All of Intel’s modern processors have integrated graphics and most of the company’s recent chips can leverage that GPU for things like 4K video playback and even some gaming. But serious gamers, video editors, or cryptocurrency miners might still prefer a system with a more powerful discrete graphics processor.
Now Intel’s got a new line of chips that have discrete graphics integrated into the same package. As announced last year, the company worked with rival AMD on a new set of solutions that combine an Intel processor and AMD Radeon Vega M graphics.
Intel is launching those chips at the Consumer Electronics Show this week. There will be be five chips available at launch including 65 watt and 100 watt variants, and Intel says they’re all designed for use in laptops or mini PCs.
Dell, HP, and Intel are all expected to announce new products that use the chips this week.
By combining the CPU and a discrete GPU on a single package, Intel says it’s able make a more energy efficient product that shares power between the two components to save power. That helps save on the electric bill, extend battery life, and reduce heat generation, allowing device makers to put the new chips into slim laptops. Intel says the processors are also just 1.7mm thick, which also helps.

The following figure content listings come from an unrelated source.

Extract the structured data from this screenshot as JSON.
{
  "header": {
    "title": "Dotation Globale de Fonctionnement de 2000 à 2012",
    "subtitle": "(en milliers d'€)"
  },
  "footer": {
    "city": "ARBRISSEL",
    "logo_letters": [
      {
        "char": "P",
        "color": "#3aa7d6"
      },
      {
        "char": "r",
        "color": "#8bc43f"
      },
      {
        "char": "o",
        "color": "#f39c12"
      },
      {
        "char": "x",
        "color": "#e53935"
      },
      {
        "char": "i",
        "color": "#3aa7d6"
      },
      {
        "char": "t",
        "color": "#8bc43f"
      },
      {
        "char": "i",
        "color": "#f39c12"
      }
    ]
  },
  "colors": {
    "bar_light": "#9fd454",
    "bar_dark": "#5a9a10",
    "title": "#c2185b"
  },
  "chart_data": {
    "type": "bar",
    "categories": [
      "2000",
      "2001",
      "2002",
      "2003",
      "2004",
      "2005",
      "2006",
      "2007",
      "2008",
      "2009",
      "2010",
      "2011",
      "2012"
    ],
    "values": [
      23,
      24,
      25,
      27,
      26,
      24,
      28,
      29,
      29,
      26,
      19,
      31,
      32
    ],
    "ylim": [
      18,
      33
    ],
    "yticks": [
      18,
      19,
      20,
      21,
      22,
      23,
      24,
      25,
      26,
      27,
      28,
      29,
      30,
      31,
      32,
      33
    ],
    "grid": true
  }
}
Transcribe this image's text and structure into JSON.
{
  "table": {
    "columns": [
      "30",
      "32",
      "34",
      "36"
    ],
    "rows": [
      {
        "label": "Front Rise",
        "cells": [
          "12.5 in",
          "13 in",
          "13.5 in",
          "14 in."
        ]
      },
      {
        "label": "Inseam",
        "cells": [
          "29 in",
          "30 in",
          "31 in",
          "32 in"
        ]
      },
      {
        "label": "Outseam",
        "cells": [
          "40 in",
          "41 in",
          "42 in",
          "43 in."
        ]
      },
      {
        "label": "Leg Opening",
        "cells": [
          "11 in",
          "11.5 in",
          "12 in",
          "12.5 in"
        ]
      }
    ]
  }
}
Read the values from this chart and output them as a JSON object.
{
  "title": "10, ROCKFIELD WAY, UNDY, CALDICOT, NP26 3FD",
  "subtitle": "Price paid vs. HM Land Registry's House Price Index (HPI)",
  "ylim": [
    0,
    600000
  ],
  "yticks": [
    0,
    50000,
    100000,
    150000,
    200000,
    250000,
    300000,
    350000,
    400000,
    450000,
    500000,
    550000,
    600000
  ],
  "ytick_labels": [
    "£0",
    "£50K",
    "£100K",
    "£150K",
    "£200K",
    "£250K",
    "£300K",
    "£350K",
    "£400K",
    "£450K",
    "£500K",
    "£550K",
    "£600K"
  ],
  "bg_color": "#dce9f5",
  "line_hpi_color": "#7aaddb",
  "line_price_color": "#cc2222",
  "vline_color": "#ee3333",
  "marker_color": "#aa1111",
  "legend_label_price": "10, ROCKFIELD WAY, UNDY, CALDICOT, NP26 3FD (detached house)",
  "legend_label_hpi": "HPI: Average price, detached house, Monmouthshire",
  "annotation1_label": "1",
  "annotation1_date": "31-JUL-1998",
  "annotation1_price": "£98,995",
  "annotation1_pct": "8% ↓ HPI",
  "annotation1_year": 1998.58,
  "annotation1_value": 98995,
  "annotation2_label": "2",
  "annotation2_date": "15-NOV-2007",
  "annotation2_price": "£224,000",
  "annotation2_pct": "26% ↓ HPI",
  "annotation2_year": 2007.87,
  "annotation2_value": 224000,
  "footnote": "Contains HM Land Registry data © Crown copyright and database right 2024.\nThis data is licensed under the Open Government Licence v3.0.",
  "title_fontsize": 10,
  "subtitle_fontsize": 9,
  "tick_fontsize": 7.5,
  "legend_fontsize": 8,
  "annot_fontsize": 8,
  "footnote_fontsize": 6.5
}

The company says you save about 17.5 watts by combining components, and/or get the same performance as you would from a separate CPU and GPU while using 18 percent less power.
The new chips come in 65 watt and 100 watt variants, and they’re actually the first 8th-gen Intel Core H series processors, although Intel plans to launch more of these 45 watt quad-core CPUs in the future.
Here’s a run-down of some of the first chips in the series:
|Name||Core i7-8809G||Core i7-8709G||Core i7-8706G||Core i7-8705G||Core i5-8305G|
|Max CPU speed||4.2 GHz||4.1 GHz||4.1 GHz||4.1 GHz||3.8 GHz|
|Base CPU speed||3.1 GHz||3.1 GHz||3.1 GHz||3.1 GHz||2.8 GHz|
|Cache size||8MB||8MB||8MB||8MB||6 MB|
|Discrete Graphics||Radeon RX Vega M GH||Radeon RX Vega M GH||Radeon RX Vega M GL||Radeon RX Vega M GL||Radeon RX Vega M GL|
|Base GPU clock||1063 MHz||1063 MHz||931 MHz||931 MHz||931 MHz|
|Boost GPU clock||1190 MHz||1190 MHz||1011 MHz||1011 MHz||1011 MHz|
|Memory bandwidth||204.8 GB/s||204.8 GB/s||179.2 GB/s||179.2 GB/s||179.2 GB/s|
|Peak SP performance||3.7 TFLOPS||3.7 TFLOPS||2.6 TFLOPS||2.6 TFLOPS||2.6 TFLOPS|
All of the new chips also feature Intel HD 630 graphics which can be leveraged for activities that don’t require the extra GPU. They all support dual-channel DDR4-2400 memory. And they can all power up to 6 displays, resolutions up to 4K/60, and they have native support for HDMI 2.0b with HDR10 and Display Port 1.4 with HDR.
There are some features are only available on certain chips. For example, the Core i7-8706G is the only model with Intel vPro support. And the Core i7-8809G is the only one with support for overclocking the discrete GPU.
So are you better off getting a laptop with an 8th-gen Intel G-series processor or a model with a separate discrete graphics chip?
That probably depends on the system, but here are a few data points Intel is offering. Compared a system with an Intel Core i7-8550U processor and NVIDIA GTX 1050 graphics, a system with an 8th-gen Core i7 chip and AMD Radeon RX Vega M GL graphics gets frame rates between 1.1x and 1.4x better in games including Hitman, Vermintide 2, and Deus Ex: Mankind Divided.
Compared with a 3-year-old machine with a Core i7-4720HQ chip and NVIDIA GTX 950M graphics, Intel says its new chips score between 2 and 3 times faster in gaming benchmarks, and they can transcode video using Handbrake nearly 7 times more quickly.
We’ll probably have to wait to see some real-world, third-party tests before we an verify those results. But things look pretty promising so far, especially if you can achieve those results while using less power.
Oh, and all those scores mentioned above? They’re for Intel’s new 65 watt chips.
The company says its 100 watt chips with Radeon Vega M GH graphics can outperform a computer with an Intel Core i7-7700HQ processor and NVIDIA GTX 1060 graphics by a small margin.
Intel says we should start to see the first computers featuring the new processors starting this spring. Among other things, Intel expects to see thin and light notebooks, 2-in-1 computers, and mini PCs.
In fact, Intel is making its own mini PC with a G-series processor. The company plans to launch a follow-up to the Intel Skull Canyon NUC featuring the new chips soon.